Ultrasound-based detection and malignancy prediction of breast lesions eligible for biopsy: A multi-center clinical-scenario study using nomograms, large language models, and radiologist evaluation
作者: Ali Abbasian Ardakani, Afshin Mohammadi, Taha Yusuf Kuzan, Beyza Nur Kuzan, Hamid Khorshidi, Ashkan Ghorbani, Alisa Mohebbi, Fariborz Faeghi, Sepideh Hatamikia, U Rajendra Acharya
分类: eess.IV, cs.CV
发布日期: 2025-08-31
备注: 38 pages, 8 figures, 12 tables
💡 一句话要点
提出综合超声nomogram以提高乳腺病变活检推荐准确性
🎯 匹配领域: 支柱九:具身大模型 (Embodied Foundation Models)
关键词: 乳腺病变 超声影像 BIRADS 恶性预测 nomogram 逻辑回归 多中心研究 个性化医疗
📋 核心要点
- 现有方法在乳腺病变的活检推荐和恶性预测中存在准确性不足的问题,尤其是在不同超声设备和人群中的适用性。
- 本研究提出了一种综合BIRADS和形态特征的nomogram,通过逻辑回归模型整合多种特征,以提高活检推荐和恶性预测的准确性。
- 实验结果表明,融合nomogram在活检推荐和恶性预测中的准确率分别达到83.0%和83.8%,显著优于单独的形态特征nomogram和放射科医师的判断。
📝 摘要(中文)
本研究旨在开发并外部验证结合BIRADS特征和定量形态特征的综合超声nomogram,并将其性能与专家放射科医师及先进的大型语言模型进行比较。研究涉及1747名有病理确认乳腺病变的女性,提取了10个BIRADS和26个形态特征。通过逻辑回归构建了融合nomogram,结果显示该模型在活检推荐和恶性预测中均表现优异,准确率分别为83.0%和83.8%。外部验证确认了其在不同超声平台和人群中的广泛适用性,表明该工具有潜力减少不必要的活检并增强个性化决策。
🔬 方法详解
问题定义:本研究旨在解决乳腺病变活检推荐和恶性预测的准确性不足问题,现有方法在不同超声设备和人群中的适用性较差,导致误诊和不必要的活检。

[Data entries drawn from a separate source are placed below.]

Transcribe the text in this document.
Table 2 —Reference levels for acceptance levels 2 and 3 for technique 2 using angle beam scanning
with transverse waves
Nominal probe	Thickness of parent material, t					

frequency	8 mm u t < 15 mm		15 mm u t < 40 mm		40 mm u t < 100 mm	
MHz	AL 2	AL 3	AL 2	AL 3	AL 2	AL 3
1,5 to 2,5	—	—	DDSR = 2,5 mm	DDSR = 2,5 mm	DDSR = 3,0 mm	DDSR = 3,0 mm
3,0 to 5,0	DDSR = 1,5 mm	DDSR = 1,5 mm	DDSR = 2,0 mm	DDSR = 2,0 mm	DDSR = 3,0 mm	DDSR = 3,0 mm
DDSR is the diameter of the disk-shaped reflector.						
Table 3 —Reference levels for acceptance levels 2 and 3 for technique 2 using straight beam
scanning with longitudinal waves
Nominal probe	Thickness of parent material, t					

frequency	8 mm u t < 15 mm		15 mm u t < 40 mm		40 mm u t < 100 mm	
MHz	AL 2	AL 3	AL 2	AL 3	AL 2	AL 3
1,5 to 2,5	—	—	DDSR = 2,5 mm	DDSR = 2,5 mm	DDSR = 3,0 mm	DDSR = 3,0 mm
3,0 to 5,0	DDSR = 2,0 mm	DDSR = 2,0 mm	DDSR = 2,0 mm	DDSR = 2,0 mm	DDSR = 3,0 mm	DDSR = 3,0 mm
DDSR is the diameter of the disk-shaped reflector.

核心思路:通过结合BIRADS特征和定量形态特征,构建一个综合的nomogram,以提高活检推荐和恶性预测的准确性,旨在提供更可靠的决策支持。
技术框架:研究采用回顾性多中心研究设计,提取1747名女性的超声图像特征,构建BIRADS、形态和融合nomogram,并进行内部及外部验证。

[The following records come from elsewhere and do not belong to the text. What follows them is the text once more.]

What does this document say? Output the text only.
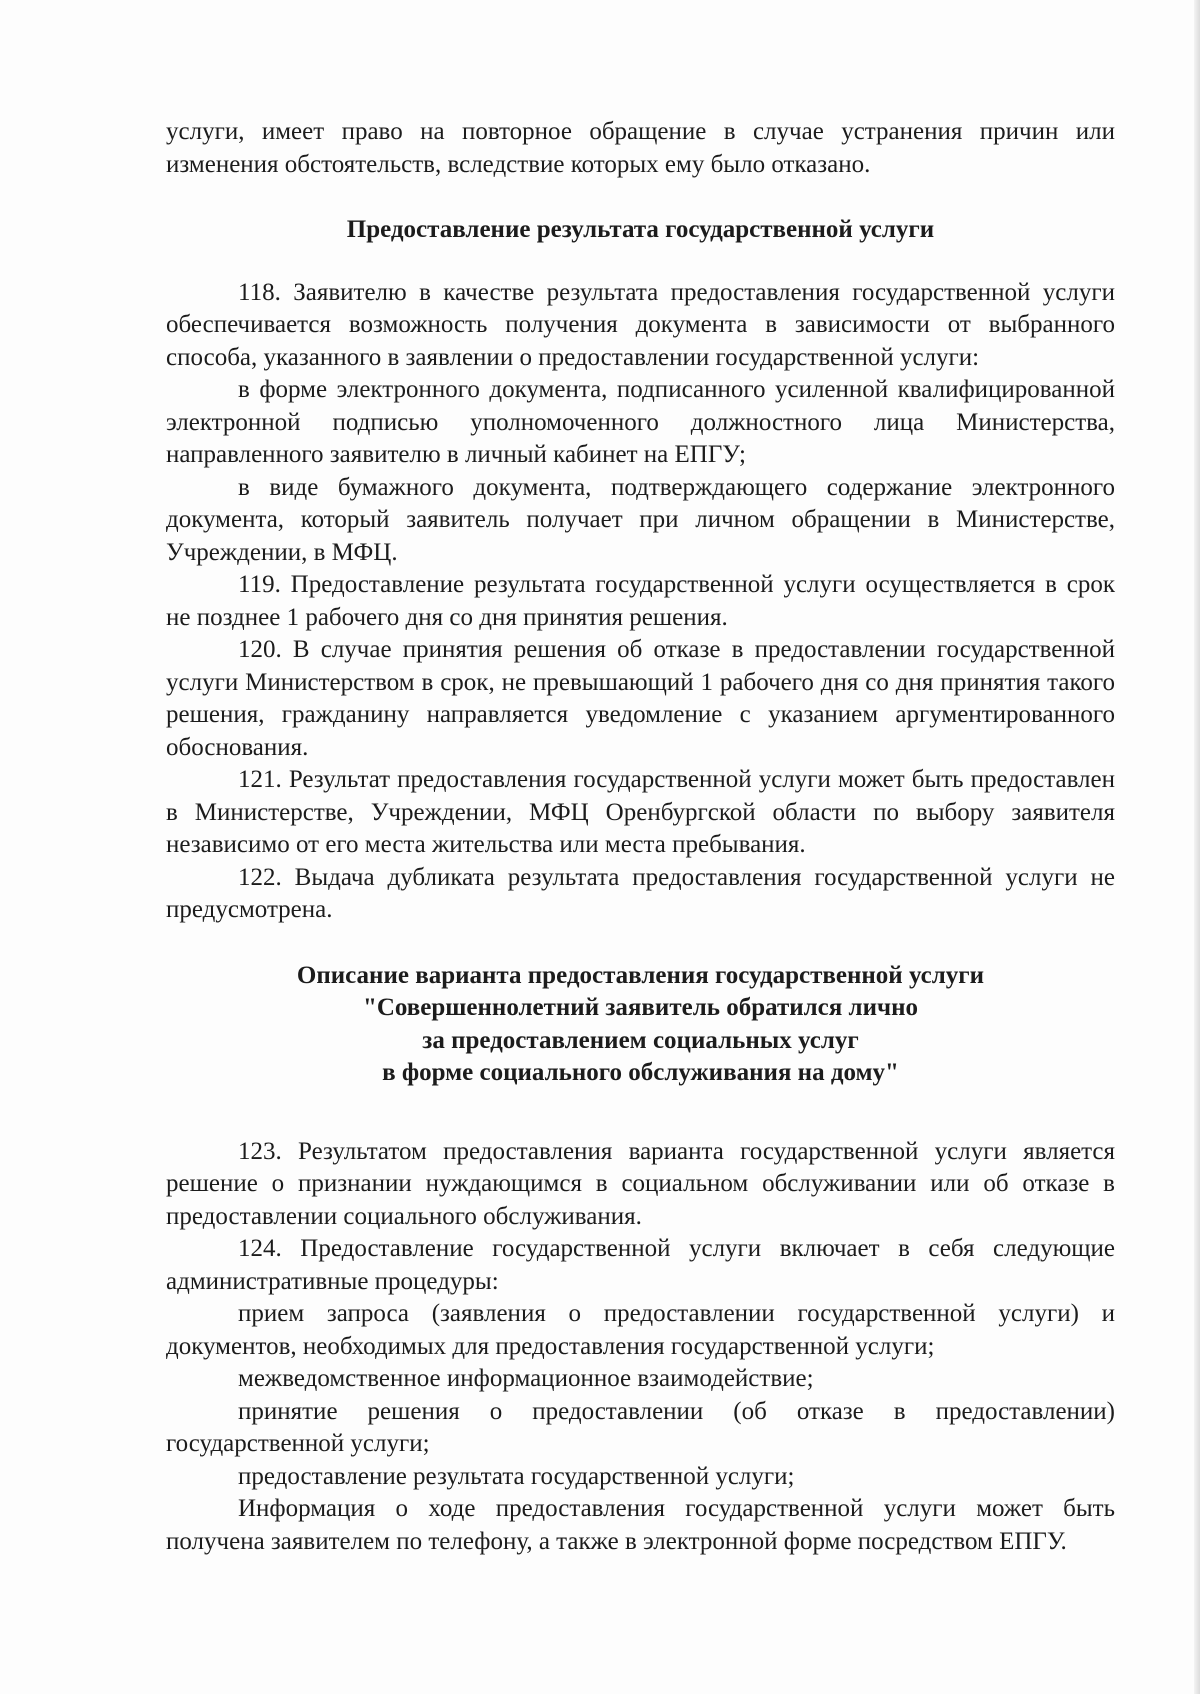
услуги, имеет право на повторное обращение в случае устранения причин или изменения обстоятельств, вследствие которых ему было отказано.

Предоставление результата государственной услуги

118. Заявителю в качестве результата предоставления государственной услуги обеспечивается возможность получения документа в зависимости от выбранного способа, указанного в заявлении о предоставлении государственной услуги:

в форме электронного документа, подписанного усиленной квалифицированной электронной подписью уполномоченного должностного лица Министерства, направленного заявителю в личный кабинет на ЕПГУ;

в виде бумажного документа, подтверждающего содержание электронного документа, который заявитель получает при личном обращении в Министерстве, Учреждении, в МФЦ.

119. Предоставление результата государственной услуги осуществляется в срок не позднее 1 рабочего дня со дня принятия решения.

120. В случае принятия решения об отказе в предоставлении государственной услуги Министерством в срок, не превышающий 1 рабочего дня со дня принятия такого решения, гражданину направляется уведомление с указанием аргументированного обоснования.

121. Результат предоставления государственной услуги может быть предоставлен в Министерстве, Учреждении, МФЦ Оренбургской области по выбору заявителя независимо от его места жительства или места пребывания.

122. Выдача дубликата результата предоставления государственной услуги не предусмотрена.

Описание варианта предоставления государственной услуги

"Совершеннолетний заявитель обратился лично

за предоставлением социальных услуг

в форме социального обслуживания на дому"

123. Результатом предоставления варианта государственной услуги является решение о признании нуждающимся в социальном обслуживании или об отказе в предоставлении социального обслуживания.

124. Предоставление государственной услуги включает в себя следующие административные процедуры:

прием запроса (заявления о предоставлении государственной услуги) и документов, необходимых для предоставления государственной услуги;

межведомственное информационное взаимодействие;

принятие решения о предоставлении (об отказе в предоставлении) государственной услуги;

предоставление результата государственной услуги;

Информация о ходе предоставления государственной услуги может быть получена заявителем по телефону, а также в электронной форме посредством ЕПГУ.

关键创新:该研究的创新点在于首次将BIRADS特征与形态特征结合,构建融合nomogram,显著提升了活检推荐和恶性预测的准确性,超越了传统单一模型和放射科医师的表现。
关键设计:在模型构建中,采用逻辑回归分析,提取10个BIRADS特征和26个形态特征,设置了适当的参数和损失函数,以确保模型的稳定性和准确性。
📊 实验亮点
实验结果显示,融合nomogram在活检推荐和恶性预测中的准确率分别为83.0%和83.8%,AUC值分别为0.901和0.853,显著优于单独的形态nomogram、三位放射科医师和两种ChatGPT模型,验证了其在不同超声平台和人群中的广泛适用性。
🎯 应用场景
该研究的成果可广泛应用于乳腺影像学领域,尤其是在乳腺病变的筛查和诊断中。通过提供更准确的活检推荐和恶性预测,能够有效减少不必要的活检,提高患者的治疗效率和个性化医疗水平,未来可能在临床实践中发挥重要作用。
📄 摘要(原文)
To develop and externally validate integrated ultrasound nomograms combining BIRADS features and quantitative morphometric characteristics, and to compare their performance with expert radiologists and state of the art large language models in biopsy recommendation and malignancy prediction for breast lesions. In this retrospective multicenter, multinational study, 1747 women with pathologically confirmed breast lesions underwent ultrasound across three centers in Iran and Turkey. A total of 10 BIRADS and 26 morphological features were extracted from each lesion. A BIRADS, morphometric, and fused nomogram integrating both feature sets was constructed via logistic regression. Three radiologists (one senior, two general) and two ChatGPT variants independently interpreted deidentified breast lesion images. Diagnostic performance for biopsy recommendation (BIRADS 4,5) and malignancy prediction was assessed in internal and two external validation cohorts. In pooled analysis, the fused nomogram achieved the highest accuracy for biopsy recommendation (83.0%) and malignancy prediction (83.8%), outperforming the morphometric nomogram, three radiologists and both ChatGPT models. Its AUCs were 0.901 and 0.853 for the two tasks, respectively. In addition, the performance of the BIRADS nomogram was significantly higher than the morphometric nomogram, three radiologists and both ChatGPT models for biopsy recommendation and malignancy prediction. External validation confirmed the robust generalizability across different ultrasound platforms and populations. An integrated BIRADS morphometric nomogram consistently outperforms standalone models, LLMs, and radiologists in guiding biopsy decisions and predicting malignancy. These interpretable, externally validated tools have the potential to reduce unnecessary biopsies and enhance personalized decision making in breast imaging.